Consider two functions below.
void lock_n() {
int raw;
relock:
raw = 0;
if (!__atomic_compare_exchange_n(&ref_count, &raw, -1, true, __ATOMIC_ACQUIRE, __ATOMIC_RELAXED)) {
thrd_yield();
goto relock;
}
}
void lock() {
int raw;
int state = -1;
relock:
raw = 0;
if (!__atomic_compare_exchange(&ref_count, &raw, &state, true, __ATOMIC_ACQUIRE, __ATOMIC_RELAXED)) {
thrd_yield();
goto relock;
}
}
And here is the __atomic_compare_exchange_n
implementation in cuda-11.5
template<class _Type>
bool __atomic_compare_exchange_n(_Type volatile *__ptr, _Type *__expected, _Type __desired, bool __weak, int __success_memorder, int __failure_memorder) {
return __atomic_compare_exchange(__ptr, __expected, &__desired, __weak, __success_memorder, __failure_memorder);
}
So lock_n
just calls lock
under the hood. This works as expected with gcc and clang.

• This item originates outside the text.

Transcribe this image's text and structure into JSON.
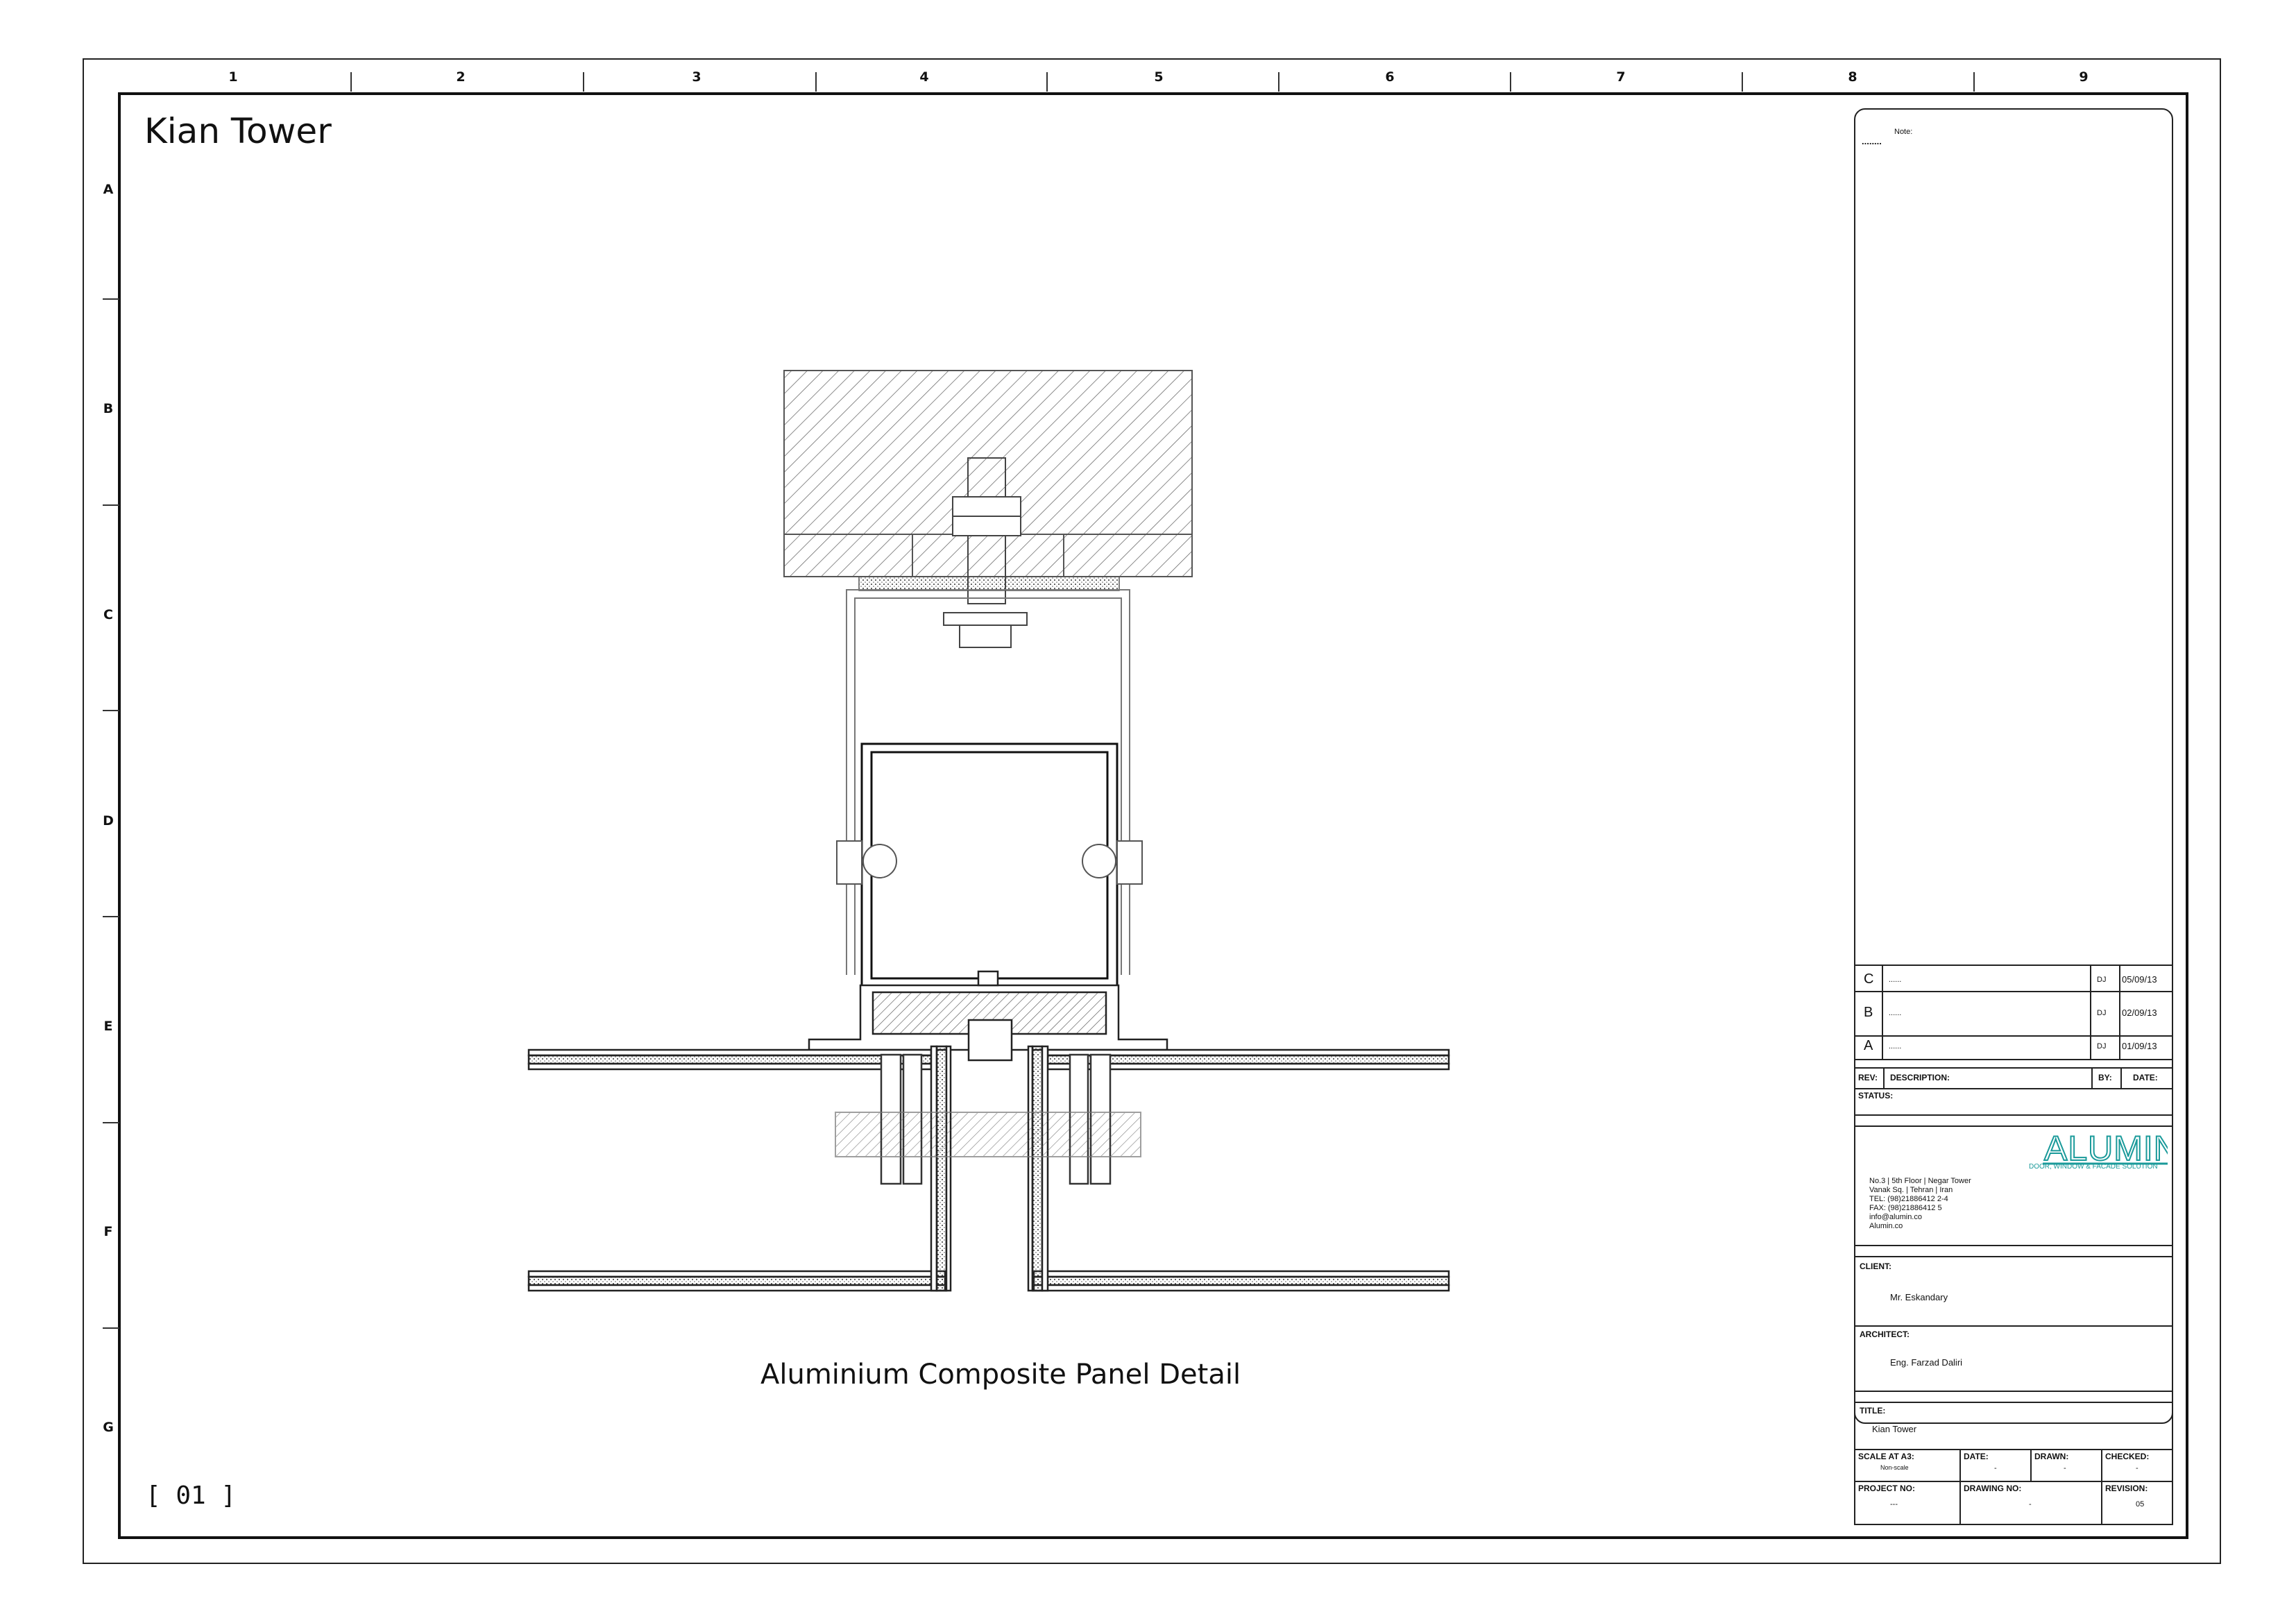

It also works as expected when building in debug mode using nvc++, but it gives a warning for the lock_n
for the -1
argument.
warning: integer conversion resulted in a change of sign
In release mode with nvc++ lock_n
goes into an infinite loop, while lock
works as expected.
This looks like a compiler bug.
nvc++ flags: -fast -Mvect forces -O3
Note: Bug persists both in single and multi threaded runs, so problem is not a race.